I'll get back to you.

Margaret


----------



## RatsOnMacAttack (Mar 5, 2005)

Stay at the Travelodge and say hi to Nicky the front desk girl. Shes my buddy's girlfriend.


----------



## winwintoo (Nov 9, 2004)

Which Travelodge? There's at least two here?

Margaret


----------



## Ena (Feb 7, 2005)

Celebration venue has been changed to a farm near Balgonie. Is there any accomodation between White City and Balgonie? Balgonie has a hotel but can't find anything about it other than it has seven rooms. Maybe not the most restful spot with a bar in hotel too.
TIA


----------



## winwintoo (Nov 9, 2004)

Sorry it's taken me so long to get back to you.
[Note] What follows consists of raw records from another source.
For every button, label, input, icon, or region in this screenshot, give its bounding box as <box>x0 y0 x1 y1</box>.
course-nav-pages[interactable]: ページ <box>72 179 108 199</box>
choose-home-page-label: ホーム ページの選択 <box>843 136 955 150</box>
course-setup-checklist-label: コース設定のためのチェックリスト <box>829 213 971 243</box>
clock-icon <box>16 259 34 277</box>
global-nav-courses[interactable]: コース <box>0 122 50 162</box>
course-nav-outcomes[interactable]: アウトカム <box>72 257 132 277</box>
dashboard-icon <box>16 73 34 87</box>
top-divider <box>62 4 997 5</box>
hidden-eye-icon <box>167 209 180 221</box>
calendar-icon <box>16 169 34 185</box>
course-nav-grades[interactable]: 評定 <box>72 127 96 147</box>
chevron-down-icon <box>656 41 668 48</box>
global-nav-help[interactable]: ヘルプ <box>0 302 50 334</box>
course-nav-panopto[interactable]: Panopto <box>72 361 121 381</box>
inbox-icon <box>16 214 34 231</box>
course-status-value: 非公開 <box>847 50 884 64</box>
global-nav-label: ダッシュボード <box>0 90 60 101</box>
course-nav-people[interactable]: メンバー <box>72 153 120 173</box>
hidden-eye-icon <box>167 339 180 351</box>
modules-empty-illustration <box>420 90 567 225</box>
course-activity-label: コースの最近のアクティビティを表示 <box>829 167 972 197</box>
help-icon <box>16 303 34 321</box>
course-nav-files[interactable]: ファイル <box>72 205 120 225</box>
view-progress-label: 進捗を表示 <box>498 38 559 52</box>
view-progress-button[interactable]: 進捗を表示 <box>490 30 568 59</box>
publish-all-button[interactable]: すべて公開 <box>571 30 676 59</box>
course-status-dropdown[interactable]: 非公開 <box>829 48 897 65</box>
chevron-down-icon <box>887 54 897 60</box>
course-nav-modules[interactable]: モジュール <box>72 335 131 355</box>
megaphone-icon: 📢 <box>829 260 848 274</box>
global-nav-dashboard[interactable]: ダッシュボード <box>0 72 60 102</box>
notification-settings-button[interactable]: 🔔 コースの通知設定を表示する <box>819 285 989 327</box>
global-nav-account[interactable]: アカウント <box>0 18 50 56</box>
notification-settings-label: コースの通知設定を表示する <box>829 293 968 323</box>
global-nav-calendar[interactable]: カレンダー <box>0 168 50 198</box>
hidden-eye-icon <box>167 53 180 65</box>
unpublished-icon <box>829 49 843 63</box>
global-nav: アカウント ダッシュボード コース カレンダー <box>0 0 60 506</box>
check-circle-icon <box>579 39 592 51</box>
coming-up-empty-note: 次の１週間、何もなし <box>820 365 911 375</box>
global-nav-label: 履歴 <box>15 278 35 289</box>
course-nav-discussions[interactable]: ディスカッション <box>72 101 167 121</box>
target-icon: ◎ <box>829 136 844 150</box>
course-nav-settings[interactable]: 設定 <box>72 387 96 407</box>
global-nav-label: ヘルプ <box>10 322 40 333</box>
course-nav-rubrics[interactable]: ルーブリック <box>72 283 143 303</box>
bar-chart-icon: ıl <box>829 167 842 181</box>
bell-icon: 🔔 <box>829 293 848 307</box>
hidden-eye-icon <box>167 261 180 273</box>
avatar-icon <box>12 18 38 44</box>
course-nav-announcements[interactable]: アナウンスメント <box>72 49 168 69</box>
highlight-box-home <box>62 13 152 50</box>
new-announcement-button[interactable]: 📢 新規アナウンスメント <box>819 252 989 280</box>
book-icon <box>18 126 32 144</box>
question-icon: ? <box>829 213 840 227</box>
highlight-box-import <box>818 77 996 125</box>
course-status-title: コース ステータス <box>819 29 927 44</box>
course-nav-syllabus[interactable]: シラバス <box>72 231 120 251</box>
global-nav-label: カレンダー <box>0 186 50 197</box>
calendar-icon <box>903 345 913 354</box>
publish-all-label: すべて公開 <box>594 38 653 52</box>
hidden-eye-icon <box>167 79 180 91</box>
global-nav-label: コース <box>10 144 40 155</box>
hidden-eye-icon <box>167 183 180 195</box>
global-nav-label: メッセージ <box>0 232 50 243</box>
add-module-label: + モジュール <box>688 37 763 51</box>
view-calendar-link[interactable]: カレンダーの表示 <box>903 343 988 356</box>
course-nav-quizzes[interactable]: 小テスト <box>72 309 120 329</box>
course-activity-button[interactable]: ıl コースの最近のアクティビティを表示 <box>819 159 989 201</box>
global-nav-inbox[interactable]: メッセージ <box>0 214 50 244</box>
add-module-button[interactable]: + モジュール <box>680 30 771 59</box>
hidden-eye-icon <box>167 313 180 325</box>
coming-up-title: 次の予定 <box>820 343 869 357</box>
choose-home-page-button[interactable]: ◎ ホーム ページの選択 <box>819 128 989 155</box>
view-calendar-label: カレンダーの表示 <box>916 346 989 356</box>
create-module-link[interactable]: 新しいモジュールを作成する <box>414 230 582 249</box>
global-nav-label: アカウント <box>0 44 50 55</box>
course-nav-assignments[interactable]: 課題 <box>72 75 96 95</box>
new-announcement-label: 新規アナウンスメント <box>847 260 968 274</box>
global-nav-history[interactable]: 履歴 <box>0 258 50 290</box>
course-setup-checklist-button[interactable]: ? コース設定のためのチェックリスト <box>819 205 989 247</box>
Here are my recommendations:

The Holiday In and Country Inn are the newest and I haven't been in them, but I have been in the Day's Inn frequently (my sister-in-law always stays there with her kids because it has a pool and waterslide) and it is nice and well kept and from there it's a straight shot to the highway and out to White City.
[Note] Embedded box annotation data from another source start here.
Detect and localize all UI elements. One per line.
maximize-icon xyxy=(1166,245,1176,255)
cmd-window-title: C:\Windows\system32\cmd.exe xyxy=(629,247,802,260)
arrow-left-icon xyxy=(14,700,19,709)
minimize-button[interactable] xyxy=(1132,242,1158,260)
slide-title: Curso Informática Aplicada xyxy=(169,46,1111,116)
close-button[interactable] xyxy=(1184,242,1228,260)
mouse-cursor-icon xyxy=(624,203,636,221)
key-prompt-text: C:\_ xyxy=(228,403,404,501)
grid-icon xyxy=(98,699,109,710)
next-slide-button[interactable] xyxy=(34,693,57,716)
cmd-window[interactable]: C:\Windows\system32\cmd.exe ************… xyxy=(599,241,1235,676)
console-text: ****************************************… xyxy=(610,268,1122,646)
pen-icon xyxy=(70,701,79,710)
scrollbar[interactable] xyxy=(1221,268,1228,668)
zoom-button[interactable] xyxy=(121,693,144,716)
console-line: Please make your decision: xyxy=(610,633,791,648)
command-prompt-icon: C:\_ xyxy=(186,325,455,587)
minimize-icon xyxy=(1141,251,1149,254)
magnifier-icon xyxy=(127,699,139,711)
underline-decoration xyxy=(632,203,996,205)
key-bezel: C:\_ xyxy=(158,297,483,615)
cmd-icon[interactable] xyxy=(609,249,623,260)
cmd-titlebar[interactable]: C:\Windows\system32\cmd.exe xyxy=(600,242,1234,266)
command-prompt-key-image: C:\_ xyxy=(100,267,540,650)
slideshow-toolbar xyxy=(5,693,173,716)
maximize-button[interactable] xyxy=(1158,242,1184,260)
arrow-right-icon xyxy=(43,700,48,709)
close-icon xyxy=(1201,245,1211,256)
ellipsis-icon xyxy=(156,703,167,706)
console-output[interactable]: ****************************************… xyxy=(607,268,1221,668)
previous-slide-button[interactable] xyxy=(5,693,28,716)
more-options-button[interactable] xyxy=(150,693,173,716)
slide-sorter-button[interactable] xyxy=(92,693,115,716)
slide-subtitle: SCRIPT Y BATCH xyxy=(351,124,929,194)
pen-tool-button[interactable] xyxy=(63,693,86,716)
The other two are on the same street as all the new big box stores so if you're inclined to shop you're right there (you'll need a car though, *right there* means about 5 blocks LOL) They are also at the intersection with the main highway out to White City so if you know how to make a left turn you're on your way   

I don't think the Day's Inn has a restaurant, but I think they have coffee and a fridge in the rooms and I know they have breakfasty stuff down in the lobby. The other two are close to a Perkins restaurant (it'll keep you from starving) and there's a McDonald's on the corner and a Husky truck stop if you want he-man food!

Holiday Inn 

Country Inn & Suites

Day's Inn 

In answer to your other question, no there is nothing at Balgonie. All those little towns are nothing more than bedrooms and ball diamonds. There is a very nice golf course a White City (Emerald Park actually - the uppity sister of White City)

Emerald Park Golf Course 

If you're flying in and renting a car (you'll need one) the rental gal will be able to direct you to your hotel. If you're driving, just stay on the transcanada until you see a Walmart on your RIGHT - you go way around the city - and your hotel will on your left.

Hope this helps, Margaret


----------



## Ena (Feb 7, 2005)

winwintoo said:


> Sorry it's taken me so long to get back to you.
> Here are my recommendations:
> Hope this helps, Margaret


Many thanks Margaret for the helpful information.  
I like to know as much as possible before a trip so all the extra directions were most welcome.


----------



## winwintoo (Nov 9, 2004)

Just a further bit of information. If you try to look at a Google map for those hotels, you won't find them, but if you do a search for 1799 Prince of Wales Drive (that's the Husky House) the hotels are right there. Google maps is a few years behind I think - none of the new stuff is on there.

If you put in the google map for directions from the airport to the husky house, you'll find your way to the hotels.

Have fun, Margaret


----------